Kidney Tubular Ablation of Ocrl/Inpp5b Phenocopies Lowe Syndrome Tubulopathy.

Inoue K1, Balkin DM2,3,4, Liu L2,3,4,5, Nandez R2,3,4, Wu Y2,3,4,5, Tian X1, Wang T6, Nussbaum R7,8,3, De Camilli P9,3,4,5, Ishibe S10,6.

Author information

  • 1Departments of Internal Medicine.
  • 2Cell Biology.
  • 3Howard Hughes Medical Institute, and.
  • 4Program in Cellular Neuroscience, Neurodegeneration, and Repair, Yale School of Medicine, New Haven, Connecticut.
  • 5Neuroscience, and.
  • 6Cellular and Molecular Physiology.
  • 7Department of Medicine and.
  • 8Institute of Human Genetics, University of California, San Francisco, California; and.
  • 9Cell Biology,
  • 10Departments of Internal Medicine,


Lowe syndrome and Dent disease are two conditions that result from mutations of the inositol 5-phosphatase oculocerebrorenal syndrome of Lowe (OCRL) and share the feature of impaired kidney proximal tubule function.
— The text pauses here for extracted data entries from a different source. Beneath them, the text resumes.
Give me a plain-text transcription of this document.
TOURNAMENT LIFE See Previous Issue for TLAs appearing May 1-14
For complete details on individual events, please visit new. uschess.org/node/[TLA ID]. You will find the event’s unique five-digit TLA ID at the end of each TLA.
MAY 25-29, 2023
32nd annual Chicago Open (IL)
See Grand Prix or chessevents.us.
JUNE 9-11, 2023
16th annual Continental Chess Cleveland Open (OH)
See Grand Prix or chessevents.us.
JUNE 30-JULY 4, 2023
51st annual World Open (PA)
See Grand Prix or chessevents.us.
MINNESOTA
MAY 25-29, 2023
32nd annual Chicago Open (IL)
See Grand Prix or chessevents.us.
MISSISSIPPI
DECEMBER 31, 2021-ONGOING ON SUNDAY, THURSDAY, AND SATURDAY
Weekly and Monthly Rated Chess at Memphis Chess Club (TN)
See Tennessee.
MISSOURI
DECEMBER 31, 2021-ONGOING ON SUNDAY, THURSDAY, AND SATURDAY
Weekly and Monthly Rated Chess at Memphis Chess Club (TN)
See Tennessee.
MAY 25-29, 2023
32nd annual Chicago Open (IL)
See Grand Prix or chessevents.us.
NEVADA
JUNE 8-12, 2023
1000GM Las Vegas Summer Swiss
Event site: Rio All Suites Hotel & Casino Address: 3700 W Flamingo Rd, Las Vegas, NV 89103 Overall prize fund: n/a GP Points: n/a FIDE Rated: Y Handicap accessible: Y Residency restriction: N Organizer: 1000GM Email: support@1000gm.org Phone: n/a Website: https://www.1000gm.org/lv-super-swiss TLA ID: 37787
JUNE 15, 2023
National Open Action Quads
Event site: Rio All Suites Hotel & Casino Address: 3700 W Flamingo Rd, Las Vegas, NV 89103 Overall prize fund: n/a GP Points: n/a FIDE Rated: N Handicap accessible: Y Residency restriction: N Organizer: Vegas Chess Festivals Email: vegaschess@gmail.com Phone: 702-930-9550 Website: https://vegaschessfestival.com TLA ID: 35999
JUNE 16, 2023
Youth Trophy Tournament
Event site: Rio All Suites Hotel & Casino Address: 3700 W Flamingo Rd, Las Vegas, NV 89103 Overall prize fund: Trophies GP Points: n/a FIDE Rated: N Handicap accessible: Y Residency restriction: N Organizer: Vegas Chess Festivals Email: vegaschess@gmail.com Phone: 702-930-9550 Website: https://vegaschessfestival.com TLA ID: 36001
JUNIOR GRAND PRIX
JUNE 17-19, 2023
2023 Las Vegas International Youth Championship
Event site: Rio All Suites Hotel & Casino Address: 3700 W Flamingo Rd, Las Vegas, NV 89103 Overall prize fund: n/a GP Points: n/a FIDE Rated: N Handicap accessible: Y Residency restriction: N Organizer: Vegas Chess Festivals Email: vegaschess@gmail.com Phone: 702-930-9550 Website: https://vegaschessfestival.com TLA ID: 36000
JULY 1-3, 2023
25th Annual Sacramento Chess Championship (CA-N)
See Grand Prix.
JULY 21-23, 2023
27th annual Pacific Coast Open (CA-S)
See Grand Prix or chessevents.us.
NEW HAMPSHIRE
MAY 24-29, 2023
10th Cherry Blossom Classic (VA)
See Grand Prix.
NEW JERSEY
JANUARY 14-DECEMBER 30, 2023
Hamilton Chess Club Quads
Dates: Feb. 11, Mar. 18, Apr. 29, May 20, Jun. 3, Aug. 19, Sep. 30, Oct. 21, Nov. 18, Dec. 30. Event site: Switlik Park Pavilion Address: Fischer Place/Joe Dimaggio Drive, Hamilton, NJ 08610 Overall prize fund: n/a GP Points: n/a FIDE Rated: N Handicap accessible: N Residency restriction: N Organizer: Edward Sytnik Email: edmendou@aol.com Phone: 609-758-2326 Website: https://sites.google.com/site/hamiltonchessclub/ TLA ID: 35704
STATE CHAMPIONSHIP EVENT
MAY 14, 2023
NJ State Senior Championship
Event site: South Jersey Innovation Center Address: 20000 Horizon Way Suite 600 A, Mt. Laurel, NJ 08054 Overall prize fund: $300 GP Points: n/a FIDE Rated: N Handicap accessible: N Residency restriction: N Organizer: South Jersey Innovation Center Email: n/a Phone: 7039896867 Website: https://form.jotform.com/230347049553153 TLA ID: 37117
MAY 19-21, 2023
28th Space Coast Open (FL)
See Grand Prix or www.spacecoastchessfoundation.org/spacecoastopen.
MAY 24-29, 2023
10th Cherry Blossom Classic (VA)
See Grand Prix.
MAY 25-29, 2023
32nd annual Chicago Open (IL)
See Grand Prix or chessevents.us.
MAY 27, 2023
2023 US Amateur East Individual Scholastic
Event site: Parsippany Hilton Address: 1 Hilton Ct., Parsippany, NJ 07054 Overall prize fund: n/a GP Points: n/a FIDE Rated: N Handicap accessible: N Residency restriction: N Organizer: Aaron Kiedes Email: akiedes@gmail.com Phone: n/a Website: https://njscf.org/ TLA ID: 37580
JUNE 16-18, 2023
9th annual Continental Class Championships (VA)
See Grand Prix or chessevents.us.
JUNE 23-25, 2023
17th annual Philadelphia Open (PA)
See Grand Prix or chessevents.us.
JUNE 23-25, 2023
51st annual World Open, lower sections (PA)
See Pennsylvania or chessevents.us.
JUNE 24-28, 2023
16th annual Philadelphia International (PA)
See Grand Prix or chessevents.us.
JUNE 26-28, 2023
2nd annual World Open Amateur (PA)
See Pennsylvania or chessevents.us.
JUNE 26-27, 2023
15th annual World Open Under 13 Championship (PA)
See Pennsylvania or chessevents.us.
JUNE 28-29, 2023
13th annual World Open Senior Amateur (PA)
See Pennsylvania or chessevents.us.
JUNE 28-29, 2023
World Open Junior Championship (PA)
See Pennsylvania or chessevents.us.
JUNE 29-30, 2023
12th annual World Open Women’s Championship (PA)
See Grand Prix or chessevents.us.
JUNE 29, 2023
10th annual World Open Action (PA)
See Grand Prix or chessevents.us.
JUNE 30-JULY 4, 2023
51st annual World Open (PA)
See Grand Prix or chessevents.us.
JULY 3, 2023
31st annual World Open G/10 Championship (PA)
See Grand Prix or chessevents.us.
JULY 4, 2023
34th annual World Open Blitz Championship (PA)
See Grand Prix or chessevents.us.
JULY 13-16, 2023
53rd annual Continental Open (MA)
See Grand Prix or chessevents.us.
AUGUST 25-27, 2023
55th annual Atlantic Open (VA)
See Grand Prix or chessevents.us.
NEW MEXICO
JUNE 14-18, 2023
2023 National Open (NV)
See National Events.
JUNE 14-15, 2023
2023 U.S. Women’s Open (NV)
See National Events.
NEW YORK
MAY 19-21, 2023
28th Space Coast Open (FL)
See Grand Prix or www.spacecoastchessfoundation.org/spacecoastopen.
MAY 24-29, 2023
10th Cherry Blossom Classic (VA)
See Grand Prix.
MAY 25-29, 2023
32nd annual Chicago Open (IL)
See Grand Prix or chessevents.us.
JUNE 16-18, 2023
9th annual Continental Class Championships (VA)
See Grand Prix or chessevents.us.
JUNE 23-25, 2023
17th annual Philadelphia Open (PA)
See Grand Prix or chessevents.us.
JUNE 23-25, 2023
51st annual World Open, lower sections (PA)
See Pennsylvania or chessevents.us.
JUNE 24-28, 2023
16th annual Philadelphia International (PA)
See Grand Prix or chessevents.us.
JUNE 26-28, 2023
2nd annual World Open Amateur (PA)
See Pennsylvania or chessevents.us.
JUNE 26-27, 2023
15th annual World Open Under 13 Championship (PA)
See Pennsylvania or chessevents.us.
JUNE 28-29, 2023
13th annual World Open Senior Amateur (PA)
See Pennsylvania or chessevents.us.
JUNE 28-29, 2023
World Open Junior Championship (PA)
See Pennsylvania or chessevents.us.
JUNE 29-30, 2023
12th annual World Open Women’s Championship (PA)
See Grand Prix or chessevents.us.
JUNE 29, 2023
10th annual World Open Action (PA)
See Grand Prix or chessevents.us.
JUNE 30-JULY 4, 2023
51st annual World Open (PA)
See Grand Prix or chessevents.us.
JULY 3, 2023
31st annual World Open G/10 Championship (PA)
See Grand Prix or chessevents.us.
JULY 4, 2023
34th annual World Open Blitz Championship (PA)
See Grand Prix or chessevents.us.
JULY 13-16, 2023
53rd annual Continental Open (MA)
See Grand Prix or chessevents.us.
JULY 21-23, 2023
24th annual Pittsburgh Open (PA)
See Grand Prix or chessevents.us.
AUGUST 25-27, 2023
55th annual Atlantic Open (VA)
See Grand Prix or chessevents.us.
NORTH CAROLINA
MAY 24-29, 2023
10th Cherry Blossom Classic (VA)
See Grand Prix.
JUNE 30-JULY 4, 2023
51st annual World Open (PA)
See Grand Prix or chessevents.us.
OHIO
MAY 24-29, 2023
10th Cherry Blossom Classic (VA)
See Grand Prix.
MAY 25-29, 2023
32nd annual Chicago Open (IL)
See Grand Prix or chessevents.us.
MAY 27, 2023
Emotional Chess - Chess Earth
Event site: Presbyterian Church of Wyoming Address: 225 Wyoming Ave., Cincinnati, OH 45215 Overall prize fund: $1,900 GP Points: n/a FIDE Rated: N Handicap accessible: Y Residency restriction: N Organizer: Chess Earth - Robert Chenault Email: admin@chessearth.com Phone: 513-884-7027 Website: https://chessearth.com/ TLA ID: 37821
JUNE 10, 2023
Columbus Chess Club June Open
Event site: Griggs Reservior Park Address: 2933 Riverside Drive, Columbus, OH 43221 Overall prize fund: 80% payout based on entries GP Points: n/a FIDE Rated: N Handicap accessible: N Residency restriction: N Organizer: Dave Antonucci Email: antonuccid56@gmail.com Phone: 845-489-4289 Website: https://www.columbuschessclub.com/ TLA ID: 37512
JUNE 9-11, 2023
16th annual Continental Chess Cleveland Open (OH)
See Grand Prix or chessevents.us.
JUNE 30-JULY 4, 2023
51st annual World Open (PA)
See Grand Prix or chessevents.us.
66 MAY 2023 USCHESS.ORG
Genetic ablation of Ocrl in mice failed to recapitulate the human phenotypes, possibly because of the redundant functions of OCRL and its paralog type 2 inositol polyphosphate-5-phosphatase (INPP5B). Germline knockout of both paralogs in mice results in early embryonic lethality. We report that kidney tubule-specific inactivation of Inpp5b on a global Ocrl-knockout mouse background resulted in low molecular weight proteinuria, phosphaturia, and acidemia. At the cellular level, we observed a striking impairment of clathrin-dependent and -independent endocytosis in proximal tubules, phenocopying what has been reported for Dent disease caused by mutations in the gene encoding endosomal proton-chloride exchange transporter 5. These results suggest that the functions of OCRL/INPP5B and proton-chloride exchange transporter 5 converge on shared mechanisms, the impairment of which has a dramatic effect on proximal tubule endocytosis.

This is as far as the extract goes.